The day my wife and I got married we were given some advice.  A friend nef mine put my hand on top of my wife’s hand.  He said, “take a good look.”  That was the last time I was going to have the upper hand. After 10 years of marriage I learned that was complete garbage.  What I’ve experienced is the wife isn’t always right and she doesn’t always have the upper hand.

The Wife Isn’t Always Right

Many have told me that the key to a marriage is that in a disagreement just say “yes dear.”  I truly believe that why so many marriages have failed is because the line “yes dear” was used one time too many.  It may be strange to believe, but indeed women are not always right.  Shocking, I know!  I don’t think anyone truly believes this.  However, this myth gets passed on from generation to generation.

Now I’m not in no way trying to say that man is always right.  That’s far from the truth.  I’m sure I lost many readers at the first hint that a woman isn’t anything but correct all the time.  However, what I’ve realized in my own relationship is that we have to communicate.  In the few times my wife and I have argued it is because communication was broken down.  There was something intervening and creating a barrier between what she was saying and what I was saying.  That doesn’t make her right, or me right.  Realizing you are wrong is also important.  I know I’ve been wrong.  In reality I’m sure Jolene has realized she has been wrong many times too.

A willingness to dismiss communication by saying “yes dear” only allows you to dismiss a topic.  After a while things will fester in your subconscious, and later maybe one will blow up.  With Jolene, the times i have said yes dear has only made it worse.  Now, I don’t claim to have the best relationship in the world.  However, I know with certainty that communication is key to a healthy relationship.  That communication is only guaranteed when both partners come to the table equally.  There can’t be any handicaps given because you are one gender or another.

Go to Bed Angry

I’m not telling you to go to always go to bed angry.  During my wedding reception I was told by my grandparents to never go to bed angry at each other.  I’ve tried that, and for the most part that has worked.  There has been a couple times that going to bed angry was necessary.  It allowed our minds to reset.  It allowed us to get some sleep.  It allowed us to calm down.  It allowed us to pray about it.  It allowed us to communicate with level minds.  I’ve realized we can’t always accept everyones advice in its entirety.  Most advice is truly given to help, but sometimes that advice doesn’t work for everyone.

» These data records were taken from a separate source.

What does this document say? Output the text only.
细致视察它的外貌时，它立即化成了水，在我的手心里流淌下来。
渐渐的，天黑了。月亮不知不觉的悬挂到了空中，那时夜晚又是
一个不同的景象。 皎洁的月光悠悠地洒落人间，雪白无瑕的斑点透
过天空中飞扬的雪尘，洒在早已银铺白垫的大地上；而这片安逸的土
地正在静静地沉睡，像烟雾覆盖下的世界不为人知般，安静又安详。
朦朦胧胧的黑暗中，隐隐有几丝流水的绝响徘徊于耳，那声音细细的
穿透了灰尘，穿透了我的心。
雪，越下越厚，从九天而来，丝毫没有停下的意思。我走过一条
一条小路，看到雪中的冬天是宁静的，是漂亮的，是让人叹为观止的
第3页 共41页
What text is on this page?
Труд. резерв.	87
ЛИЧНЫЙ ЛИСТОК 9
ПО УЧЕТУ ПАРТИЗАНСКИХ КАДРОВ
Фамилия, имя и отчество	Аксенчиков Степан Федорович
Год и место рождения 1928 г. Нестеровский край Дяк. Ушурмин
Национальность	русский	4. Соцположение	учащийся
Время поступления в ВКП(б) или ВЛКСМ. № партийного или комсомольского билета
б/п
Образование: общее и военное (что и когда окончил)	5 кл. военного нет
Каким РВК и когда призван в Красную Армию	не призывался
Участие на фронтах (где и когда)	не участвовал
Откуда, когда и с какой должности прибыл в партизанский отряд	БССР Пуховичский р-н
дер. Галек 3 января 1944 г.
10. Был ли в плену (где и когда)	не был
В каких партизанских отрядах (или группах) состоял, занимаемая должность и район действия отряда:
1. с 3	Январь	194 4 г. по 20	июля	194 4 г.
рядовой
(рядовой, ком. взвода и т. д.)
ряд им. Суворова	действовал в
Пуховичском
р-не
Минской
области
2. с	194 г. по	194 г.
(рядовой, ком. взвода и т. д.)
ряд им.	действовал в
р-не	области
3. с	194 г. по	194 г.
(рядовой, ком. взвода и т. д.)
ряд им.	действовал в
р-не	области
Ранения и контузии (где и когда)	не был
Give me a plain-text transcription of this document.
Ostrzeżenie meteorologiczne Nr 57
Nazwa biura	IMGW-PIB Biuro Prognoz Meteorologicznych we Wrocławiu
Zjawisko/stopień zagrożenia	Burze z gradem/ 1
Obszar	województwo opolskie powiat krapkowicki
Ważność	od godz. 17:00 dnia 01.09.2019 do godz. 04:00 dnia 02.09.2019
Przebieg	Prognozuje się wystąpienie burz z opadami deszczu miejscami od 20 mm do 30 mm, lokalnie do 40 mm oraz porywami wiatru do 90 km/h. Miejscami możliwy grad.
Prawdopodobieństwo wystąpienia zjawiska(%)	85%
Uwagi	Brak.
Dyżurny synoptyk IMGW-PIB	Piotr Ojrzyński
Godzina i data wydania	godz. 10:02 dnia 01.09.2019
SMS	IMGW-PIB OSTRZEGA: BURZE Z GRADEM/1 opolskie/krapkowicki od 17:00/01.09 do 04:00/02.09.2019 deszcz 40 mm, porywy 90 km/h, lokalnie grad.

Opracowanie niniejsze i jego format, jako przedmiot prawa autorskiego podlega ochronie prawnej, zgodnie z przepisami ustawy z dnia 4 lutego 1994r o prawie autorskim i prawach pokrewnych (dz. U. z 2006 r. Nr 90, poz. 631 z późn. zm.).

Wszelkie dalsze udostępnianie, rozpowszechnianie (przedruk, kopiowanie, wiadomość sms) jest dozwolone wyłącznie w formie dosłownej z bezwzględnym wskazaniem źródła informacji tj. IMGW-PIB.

It’s the same with children.  As a parent you will have lots of people telling you how to raise a child.  Some people will tell you the complete opposite of what someone else said.  In the end of the day, you will decide what’s best for your specific situation.  What really matters is you raise a child to maturity, with cognitive skills to adapt and excel into society.  Most of all, keep the child alive.  Seriously, those little boogers like to find ways to kill themselves walking in streets and sh#&.